Carleton Henricks [played by Snider] is a glorious and menacing villain, obsessed with tattoos and body modification. He looks intense to say the least, with his flaming red Mohawk, pointed teeth and multiple piercings, not to mention a fantastically muscular and heavily tattooed body; he is a very intimidating character. Carleton, using the name Captain Howdy [the same as the demonic presence in The Exorcist] frequents internet chat rooms under the guise of an ordinary teenage boy. He invites the people he meets to ‘party,’ and once he has them, he tortures them. When he lures Detective Gage [played by Kevin Gage]’s daughter into his insane world, he keeps her with his other ‘party guests’ in his candle-lit basement where he sadistically tortures them whilst he gently explains his reasoning. The detective tracks him down, and he is arrested, prosecuted and declared insane. After four years and now a reformed character he is released with a whole new image and subdued demeanour. [I never want to see Dee Snider as a bespectacled cardigan wearer again; this was the most disturbing image in the whole film for me!]. He is hounded by the unforgiving locals who are hell bent on revenge, and when Jackson Roth [A Nightmare on Elm Street’s Robert Englund] gets together with a group of friends, Hendricks is lynched and left for dead.

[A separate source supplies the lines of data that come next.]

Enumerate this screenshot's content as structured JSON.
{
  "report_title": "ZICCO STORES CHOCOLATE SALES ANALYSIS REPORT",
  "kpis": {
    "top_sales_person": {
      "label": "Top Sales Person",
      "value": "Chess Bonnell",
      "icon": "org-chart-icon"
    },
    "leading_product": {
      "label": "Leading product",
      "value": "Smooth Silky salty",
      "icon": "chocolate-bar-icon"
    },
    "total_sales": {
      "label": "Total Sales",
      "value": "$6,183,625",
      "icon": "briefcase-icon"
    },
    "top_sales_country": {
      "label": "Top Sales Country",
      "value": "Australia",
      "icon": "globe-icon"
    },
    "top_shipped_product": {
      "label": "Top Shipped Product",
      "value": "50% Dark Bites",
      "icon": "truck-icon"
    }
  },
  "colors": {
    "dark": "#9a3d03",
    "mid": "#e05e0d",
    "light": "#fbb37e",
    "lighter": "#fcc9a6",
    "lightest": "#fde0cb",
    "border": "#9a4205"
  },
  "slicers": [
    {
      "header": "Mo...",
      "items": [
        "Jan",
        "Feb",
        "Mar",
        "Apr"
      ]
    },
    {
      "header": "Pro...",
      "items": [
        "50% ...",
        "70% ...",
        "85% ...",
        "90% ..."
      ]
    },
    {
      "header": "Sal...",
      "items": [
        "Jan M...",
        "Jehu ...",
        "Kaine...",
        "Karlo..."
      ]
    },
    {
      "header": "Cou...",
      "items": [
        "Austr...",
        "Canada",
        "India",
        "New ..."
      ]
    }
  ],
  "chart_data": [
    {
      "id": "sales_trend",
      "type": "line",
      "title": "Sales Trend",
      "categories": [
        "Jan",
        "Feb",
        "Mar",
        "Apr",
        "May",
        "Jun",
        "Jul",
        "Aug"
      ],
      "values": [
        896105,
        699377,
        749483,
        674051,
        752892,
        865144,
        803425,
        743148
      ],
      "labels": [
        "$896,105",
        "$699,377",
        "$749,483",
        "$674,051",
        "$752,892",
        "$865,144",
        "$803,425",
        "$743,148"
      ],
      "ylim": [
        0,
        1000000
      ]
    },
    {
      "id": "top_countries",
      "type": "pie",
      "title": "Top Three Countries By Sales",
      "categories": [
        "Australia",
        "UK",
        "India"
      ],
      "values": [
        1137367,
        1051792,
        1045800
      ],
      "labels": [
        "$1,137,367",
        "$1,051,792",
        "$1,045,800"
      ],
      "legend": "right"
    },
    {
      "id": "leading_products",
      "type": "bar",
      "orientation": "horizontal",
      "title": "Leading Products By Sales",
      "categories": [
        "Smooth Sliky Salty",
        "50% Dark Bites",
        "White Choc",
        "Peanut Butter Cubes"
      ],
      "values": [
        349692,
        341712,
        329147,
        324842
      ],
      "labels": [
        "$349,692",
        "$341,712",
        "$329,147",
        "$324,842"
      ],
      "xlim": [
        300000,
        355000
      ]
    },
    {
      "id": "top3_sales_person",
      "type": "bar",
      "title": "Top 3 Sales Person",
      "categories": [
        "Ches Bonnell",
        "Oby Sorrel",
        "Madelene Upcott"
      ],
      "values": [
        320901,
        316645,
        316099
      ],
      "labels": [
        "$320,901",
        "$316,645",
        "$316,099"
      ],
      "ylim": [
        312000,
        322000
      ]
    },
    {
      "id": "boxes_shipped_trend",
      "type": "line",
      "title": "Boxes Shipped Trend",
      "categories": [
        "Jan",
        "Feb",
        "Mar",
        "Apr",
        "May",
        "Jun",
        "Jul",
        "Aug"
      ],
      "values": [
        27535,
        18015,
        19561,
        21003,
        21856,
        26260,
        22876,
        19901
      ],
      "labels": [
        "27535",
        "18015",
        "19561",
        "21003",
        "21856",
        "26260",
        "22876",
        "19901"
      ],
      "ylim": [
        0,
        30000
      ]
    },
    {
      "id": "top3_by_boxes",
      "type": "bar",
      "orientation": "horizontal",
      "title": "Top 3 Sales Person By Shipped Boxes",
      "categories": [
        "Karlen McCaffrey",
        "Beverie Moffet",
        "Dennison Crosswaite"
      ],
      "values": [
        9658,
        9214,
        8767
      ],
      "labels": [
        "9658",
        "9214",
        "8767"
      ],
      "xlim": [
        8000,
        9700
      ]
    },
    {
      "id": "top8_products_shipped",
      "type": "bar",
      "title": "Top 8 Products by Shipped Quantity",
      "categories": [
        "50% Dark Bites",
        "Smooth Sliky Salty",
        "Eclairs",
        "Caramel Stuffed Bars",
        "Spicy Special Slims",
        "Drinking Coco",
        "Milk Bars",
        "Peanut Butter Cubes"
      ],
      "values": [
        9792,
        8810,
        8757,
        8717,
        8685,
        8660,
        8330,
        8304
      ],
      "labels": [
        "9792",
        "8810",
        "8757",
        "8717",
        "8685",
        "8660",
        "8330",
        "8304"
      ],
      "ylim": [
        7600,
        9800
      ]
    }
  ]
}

Of course, it couldn’t end there! Surviving the ordeal, Hendricks reverts to his old sinister self and sets out to terrorise those responsible…….
The best thing about Strangeland is Dee Snider’s character. Sinister, perverse, and yet strangely charming, Captain Howdy is brilliant: he looks amazing; he is well acted and thoroughly believable. Unfortunately, the rest of the cast are not so great. In particular Kevin Gage was terrible; the screenplay went some way to excuse his lack of emotion at his daughter being taken, by explaining that he is ‘a man of steel’, but even with this reasoning, his calmness is more down to poor acting than bad writing. Robert Englund, however, is brilliant opposite Snider as the equally evil, but socially more acceptable rough neck, and it is promised that he will also appear in the sequel.
The screenplay is fair. For a first attempt, Snider did a good job, apart from one line that must be the worst line I’ve ever heard: On discovering his daughter trapped – naked in a cage, her lips sewn shut, and having endured agonising torture at the hands of this mad man – Gage puts his gun to Henricks’ throat and says ‘Give me a reason!’ What? There’s the reason right there swinging naked in that cage, you looney! 
The direction was poor and did nothing to build any kind of atmosphere, so I hope there’ll be a different director for the sequel. The soundtrack was good, including tracks from Megadeth, Pantera, Marilyn Manson, and Anthrax.
Strangeland arrived in theatres before torture porn became a recognized sub-genre (post-SAW and HOSTILE), and it may have been a bit ahead of its time to be properly appreciated. With decent actors and a good director, Strangeland could have been brilliant; instead the film is below average. Captain Howdy was every bit as good as I’d expected, however, and I have high hopes for the sequel, if it is well produced with a talented director and a strong supporting cast.
DEE SNIDER’S STRANGELAND (1998). Directed by John Pieplow. Screenplay by Dee Snider. Cast: Dee Snider, Kevin Gage, Elizabeth Pena, Robert Englund.